Similar to the derivation for unipolar gradients, magnetizations immediately before RF sub-pulses in the original and refocused designs are denoted as M₂ and R_y(π)M₂, respectively. Excitation by an RF sub-pulse with a flip angle α and phase ψ in the original design can be represented by R_z(−ψ)R_x(α)R_z(ψ). Since the magnetization immediately after the unknown RF sub-pulse in the refocused design should be a 180° rotated version of the magnetization after the RF sub-pulse in the original design,

$$\mathbf{B}{\mathbf{R}}_y(\pi ){\mathbf{M}}_2={\mathbf{R}}_y(\pi ){\mathbf{R}}_z(-\psi ){\mathbf{R}}_x(\alpha ){\mathbf{R}}_z(\psi ){\mathbf{M}}_2$$ [A3]

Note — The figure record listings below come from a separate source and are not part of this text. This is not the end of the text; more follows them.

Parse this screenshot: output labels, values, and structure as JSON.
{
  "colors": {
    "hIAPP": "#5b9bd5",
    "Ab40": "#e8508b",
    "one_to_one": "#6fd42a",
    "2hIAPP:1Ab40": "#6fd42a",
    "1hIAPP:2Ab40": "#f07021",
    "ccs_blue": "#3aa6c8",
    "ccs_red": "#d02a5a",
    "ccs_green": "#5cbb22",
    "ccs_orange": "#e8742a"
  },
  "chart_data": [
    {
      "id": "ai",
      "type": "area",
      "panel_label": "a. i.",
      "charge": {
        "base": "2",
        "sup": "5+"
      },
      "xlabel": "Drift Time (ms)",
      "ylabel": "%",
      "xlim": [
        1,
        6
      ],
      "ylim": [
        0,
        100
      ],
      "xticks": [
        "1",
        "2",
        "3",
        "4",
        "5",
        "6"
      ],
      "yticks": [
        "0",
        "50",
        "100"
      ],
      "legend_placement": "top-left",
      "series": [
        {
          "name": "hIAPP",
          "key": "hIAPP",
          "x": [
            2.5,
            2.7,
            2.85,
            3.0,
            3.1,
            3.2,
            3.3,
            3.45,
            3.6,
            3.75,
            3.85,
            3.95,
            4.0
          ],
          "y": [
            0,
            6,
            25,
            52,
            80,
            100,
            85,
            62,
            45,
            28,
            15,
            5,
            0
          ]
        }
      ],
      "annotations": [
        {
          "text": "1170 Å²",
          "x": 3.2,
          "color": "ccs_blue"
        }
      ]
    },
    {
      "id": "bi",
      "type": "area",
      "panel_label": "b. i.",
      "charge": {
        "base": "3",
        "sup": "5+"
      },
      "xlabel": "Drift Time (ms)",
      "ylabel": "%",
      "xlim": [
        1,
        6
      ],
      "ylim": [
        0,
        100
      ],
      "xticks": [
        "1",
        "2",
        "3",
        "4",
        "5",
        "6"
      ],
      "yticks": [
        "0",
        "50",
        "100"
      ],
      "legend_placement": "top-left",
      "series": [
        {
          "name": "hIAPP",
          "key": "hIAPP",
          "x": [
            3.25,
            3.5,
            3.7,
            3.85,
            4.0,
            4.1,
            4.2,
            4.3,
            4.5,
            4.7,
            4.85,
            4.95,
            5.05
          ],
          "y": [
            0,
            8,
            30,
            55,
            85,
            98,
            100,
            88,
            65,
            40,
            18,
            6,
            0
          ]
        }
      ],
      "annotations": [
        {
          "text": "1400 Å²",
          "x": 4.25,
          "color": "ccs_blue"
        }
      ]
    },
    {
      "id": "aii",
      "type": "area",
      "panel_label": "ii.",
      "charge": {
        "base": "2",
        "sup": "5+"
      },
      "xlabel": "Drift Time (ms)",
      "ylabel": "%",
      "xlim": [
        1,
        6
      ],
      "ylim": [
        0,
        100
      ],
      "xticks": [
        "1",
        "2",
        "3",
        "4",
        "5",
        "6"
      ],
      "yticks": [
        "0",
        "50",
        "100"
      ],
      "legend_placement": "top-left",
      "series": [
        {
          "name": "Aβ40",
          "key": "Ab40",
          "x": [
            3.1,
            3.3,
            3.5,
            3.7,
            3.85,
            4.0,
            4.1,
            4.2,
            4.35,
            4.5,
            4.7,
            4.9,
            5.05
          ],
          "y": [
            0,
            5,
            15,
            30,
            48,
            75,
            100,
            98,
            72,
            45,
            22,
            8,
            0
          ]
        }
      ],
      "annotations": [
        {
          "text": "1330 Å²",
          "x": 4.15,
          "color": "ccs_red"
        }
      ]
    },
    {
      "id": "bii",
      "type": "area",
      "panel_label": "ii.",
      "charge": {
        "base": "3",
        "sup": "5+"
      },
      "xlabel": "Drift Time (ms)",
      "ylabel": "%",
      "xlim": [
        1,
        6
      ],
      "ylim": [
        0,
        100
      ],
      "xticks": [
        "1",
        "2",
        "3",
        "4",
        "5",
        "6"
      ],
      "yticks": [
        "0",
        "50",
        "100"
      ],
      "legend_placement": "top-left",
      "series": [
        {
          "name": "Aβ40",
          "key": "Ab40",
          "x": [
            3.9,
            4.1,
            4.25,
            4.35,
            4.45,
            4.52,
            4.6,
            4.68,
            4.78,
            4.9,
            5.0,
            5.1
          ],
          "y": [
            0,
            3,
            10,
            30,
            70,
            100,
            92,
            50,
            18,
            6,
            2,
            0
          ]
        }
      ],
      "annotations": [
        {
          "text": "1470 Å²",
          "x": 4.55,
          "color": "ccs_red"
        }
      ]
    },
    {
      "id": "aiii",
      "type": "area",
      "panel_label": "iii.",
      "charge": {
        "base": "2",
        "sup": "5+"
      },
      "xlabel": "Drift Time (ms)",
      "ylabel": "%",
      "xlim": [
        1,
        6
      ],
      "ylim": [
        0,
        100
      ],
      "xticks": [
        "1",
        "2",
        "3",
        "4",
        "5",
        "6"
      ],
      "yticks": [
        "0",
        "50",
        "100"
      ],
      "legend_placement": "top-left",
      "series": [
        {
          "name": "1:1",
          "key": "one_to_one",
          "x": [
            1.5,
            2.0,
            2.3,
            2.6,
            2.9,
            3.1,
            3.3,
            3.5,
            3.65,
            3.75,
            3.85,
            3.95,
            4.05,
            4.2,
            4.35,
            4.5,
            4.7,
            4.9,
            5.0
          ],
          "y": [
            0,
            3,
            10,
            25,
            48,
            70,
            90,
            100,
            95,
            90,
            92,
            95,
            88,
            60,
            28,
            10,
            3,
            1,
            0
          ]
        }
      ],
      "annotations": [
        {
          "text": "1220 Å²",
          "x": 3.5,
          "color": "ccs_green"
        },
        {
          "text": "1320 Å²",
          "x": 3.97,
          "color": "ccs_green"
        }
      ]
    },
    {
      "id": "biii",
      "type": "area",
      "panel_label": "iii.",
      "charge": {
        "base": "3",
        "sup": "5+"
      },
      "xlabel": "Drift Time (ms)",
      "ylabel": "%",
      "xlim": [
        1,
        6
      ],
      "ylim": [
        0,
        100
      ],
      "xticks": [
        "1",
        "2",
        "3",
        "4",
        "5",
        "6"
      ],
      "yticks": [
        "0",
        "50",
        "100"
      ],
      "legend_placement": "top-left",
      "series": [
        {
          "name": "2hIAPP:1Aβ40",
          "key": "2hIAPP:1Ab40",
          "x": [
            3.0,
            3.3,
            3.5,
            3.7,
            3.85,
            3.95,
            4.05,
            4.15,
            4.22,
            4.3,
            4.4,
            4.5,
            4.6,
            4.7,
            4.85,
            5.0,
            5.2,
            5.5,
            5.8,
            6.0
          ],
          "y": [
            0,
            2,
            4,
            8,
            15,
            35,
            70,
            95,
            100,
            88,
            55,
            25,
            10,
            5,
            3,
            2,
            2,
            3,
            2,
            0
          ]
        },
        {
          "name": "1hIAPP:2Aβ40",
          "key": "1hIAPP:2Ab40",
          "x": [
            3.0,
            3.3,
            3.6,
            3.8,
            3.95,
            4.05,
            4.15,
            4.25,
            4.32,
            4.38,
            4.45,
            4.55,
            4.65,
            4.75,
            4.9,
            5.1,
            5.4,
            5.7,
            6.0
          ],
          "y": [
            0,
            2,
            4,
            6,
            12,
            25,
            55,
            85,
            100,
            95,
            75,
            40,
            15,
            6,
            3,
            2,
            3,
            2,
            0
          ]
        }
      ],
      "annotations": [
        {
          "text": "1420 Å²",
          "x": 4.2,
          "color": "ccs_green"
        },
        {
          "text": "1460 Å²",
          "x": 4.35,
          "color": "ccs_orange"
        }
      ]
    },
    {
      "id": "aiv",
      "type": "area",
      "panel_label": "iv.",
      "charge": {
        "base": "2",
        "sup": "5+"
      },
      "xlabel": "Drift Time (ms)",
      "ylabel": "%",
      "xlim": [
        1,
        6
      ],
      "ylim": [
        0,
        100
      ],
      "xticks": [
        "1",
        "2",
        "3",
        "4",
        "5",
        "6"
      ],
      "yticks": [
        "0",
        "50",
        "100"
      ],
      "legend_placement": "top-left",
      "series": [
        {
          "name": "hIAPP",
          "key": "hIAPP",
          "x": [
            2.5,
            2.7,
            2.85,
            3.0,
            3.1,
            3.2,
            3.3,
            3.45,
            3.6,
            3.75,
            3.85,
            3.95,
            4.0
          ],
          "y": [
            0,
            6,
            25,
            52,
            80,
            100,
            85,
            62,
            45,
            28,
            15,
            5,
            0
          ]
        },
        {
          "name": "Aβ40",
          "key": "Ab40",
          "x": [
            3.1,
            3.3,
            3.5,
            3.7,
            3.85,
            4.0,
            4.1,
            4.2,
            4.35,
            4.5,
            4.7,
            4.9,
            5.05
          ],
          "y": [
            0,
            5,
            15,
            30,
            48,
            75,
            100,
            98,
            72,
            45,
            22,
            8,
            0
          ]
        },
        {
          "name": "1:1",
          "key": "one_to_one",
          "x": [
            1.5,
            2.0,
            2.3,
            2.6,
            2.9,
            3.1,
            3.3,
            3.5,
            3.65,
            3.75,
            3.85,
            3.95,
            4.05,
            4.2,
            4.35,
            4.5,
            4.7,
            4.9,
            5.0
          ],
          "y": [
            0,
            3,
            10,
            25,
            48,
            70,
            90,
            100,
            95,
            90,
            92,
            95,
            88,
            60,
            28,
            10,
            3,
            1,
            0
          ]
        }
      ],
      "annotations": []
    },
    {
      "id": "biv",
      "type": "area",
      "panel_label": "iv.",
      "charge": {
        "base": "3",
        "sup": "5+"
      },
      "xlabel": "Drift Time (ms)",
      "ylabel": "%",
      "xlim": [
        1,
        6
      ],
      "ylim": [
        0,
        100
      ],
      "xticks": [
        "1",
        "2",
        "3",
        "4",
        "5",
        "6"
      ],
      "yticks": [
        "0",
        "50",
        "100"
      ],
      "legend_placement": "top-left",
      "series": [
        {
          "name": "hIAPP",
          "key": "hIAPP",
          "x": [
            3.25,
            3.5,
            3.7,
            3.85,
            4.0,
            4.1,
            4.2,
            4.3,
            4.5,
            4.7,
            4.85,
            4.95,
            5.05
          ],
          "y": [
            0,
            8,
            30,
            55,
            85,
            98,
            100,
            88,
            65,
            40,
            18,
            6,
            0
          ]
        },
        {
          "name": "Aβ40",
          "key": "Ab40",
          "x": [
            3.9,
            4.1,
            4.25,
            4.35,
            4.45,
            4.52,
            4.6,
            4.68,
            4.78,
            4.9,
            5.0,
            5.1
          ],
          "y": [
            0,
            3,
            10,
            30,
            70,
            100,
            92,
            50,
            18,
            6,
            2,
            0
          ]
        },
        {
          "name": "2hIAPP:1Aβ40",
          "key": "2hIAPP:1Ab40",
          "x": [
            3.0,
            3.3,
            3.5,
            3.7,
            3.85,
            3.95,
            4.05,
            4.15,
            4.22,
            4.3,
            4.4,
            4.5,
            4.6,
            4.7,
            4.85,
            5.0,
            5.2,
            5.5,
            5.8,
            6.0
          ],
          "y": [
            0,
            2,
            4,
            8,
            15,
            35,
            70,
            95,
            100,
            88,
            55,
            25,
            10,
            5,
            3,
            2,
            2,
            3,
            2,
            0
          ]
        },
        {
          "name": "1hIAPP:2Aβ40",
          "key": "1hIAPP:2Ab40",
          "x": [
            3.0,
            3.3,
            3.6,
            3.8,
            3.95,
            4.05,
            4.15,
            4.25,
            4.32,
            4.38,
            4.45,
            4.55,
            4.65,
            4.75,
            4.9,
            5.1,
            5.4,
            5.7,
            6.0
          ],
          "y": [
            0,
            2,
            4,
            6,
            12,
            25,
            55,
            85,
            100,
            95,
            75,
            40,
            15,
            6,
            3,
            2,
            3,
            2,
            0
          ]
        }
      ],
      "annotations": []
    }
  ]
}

where B denotes the unknown rotation by the RF sub-pulse in the refocused design, and is written as

$$\mathbf{B}={\mathbf{R}}_y(\pi ){\mathbf{R}}_z(-\psi ){\mathbf{R}}_x(\alpha ){\mathbf{R}}_z(\psi ){\mathbf{R}}_y(-\pi )$$ [A4]

Using R_z(ψ)R_y(−π) = R_x(π)R_z(π−ψ) and R_y(π)R_z(−ψ) = R_z(−π+ψ)R_x(−π), Eq. A4 becomes

$$\begin{array}{l}\mathbf{B}={\mathbf{R}}_z(-\pi +\psi ){\mathbf{R}}_x(-\pi ){\mathbf{R}}_x(\alpha ){\mathbf{R}}_x(\pi ){\mathbf{R}}_z(\pi -\psi )\\ ={\mathbf{R}}_z(-\pi +\psi ){\mathbf{R}}_x(\alpha ){\mathbf{R}}_z(\pi -\psi )\end{array}$$ [A5]

That is, the RF sub-pulse in the refocused design should have the same flip angle α and a modified phase of π−ψ.